O incêndio na Mata Nacional de Leiria, no dia 15 de outubro de 2017, resultou de dois reacendimentos de um incêndio após uma queimada e outro de um possível fogo posto, refere o despacho de acusação, a que a agência Lusa teve acesso.
Segundo o Ministério Público (MP), das diligências realizadas pela Polícia Judiciária, ficou demonstrado que “a área ardida tem origem em dois reacendimentos“, nomeadamente na praia da Légua, concelho de Alcobaça, distrito de Leiria, que deflagrou pelas 17:49 do dia 12 de outubro, e na Burinhosa, no mesmo concelho, fogo que deflagrou pelas 06:54 do dia 15 de outubro.
“Estes dois reacendimentos começaram ao início da tarde do dia 15 de outubro, com afastamento temporal de 42 minutos e uma distância de cerca de 10 quilómetros”, refere o documento do MP.
O fogo da praia da Légua começou pelas 13h51 e o da Burinhosa a partir das 14h33, os quais “posteriormente perfizeram uma única área ardida”, tendo o fogo progredido até à Leirosa, na Figueira da Foz, distrito de Coimbra, e sido considerado extinto às 16h25 do dia 20 de outubro.
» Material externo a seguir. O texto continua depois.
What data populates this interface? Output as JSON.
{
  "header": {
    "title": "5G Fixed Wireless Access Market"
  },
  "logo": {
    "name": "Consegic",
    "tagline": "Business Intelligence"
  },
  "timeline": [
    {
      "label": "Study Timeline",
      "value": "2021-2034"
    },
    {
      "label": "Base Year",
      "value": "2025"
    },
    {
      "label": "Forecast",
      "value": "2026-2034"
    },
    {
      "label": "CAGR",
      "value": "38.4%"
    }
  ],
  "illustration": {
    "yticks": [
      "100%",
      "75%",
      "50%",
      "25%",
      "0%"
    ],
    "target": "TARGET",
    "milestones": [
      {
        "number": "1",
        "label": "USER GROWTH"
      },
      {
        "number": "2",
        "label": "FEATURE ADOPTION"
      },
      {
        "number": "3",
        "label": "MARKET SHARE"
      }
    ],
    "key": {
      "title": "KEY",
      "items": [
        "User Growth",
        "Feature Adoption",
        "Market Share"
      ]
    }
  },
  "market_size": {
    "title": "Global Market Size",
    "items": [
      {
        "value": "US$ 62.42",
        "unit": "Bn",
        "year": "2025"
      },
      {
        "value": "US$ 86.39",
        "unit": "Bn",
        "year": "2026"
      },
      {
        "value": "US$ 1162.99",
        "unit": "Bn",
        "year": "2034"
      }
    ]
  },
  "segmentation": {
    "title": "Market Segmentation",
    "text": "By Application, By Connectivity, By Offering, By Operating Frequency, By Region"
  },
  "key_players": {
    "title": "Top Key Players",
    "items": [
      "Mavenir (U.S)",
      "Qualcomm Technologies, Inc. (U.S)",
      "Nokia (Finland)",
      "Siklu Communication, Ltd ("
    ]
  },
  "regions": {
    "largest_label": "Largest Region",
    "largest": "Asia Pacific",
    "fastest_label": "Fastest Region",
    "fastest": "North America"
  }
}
A conclusão da investigação judiciária “não estabelece qualquer relação de autoria entre os dois incêndios iniciais“.
No fogo da praia da Légua é atribuída uma “causa dolosa, atendendo ao artefacto encontrado”. No entanto, “não houve qualquer elemento” que permitisse à PJ identificar o autor dos factos, pelo que o MP arquivou os autos.
Já relativamente ao incêndio na Burinhosa, a sua origem é uma queimada, iniciada pelas 6h54 num terreno baldio. No entanto, a própria acusação realça que “não pode o reacendimento ser juridicamente imputado à ação inicial da arguida”.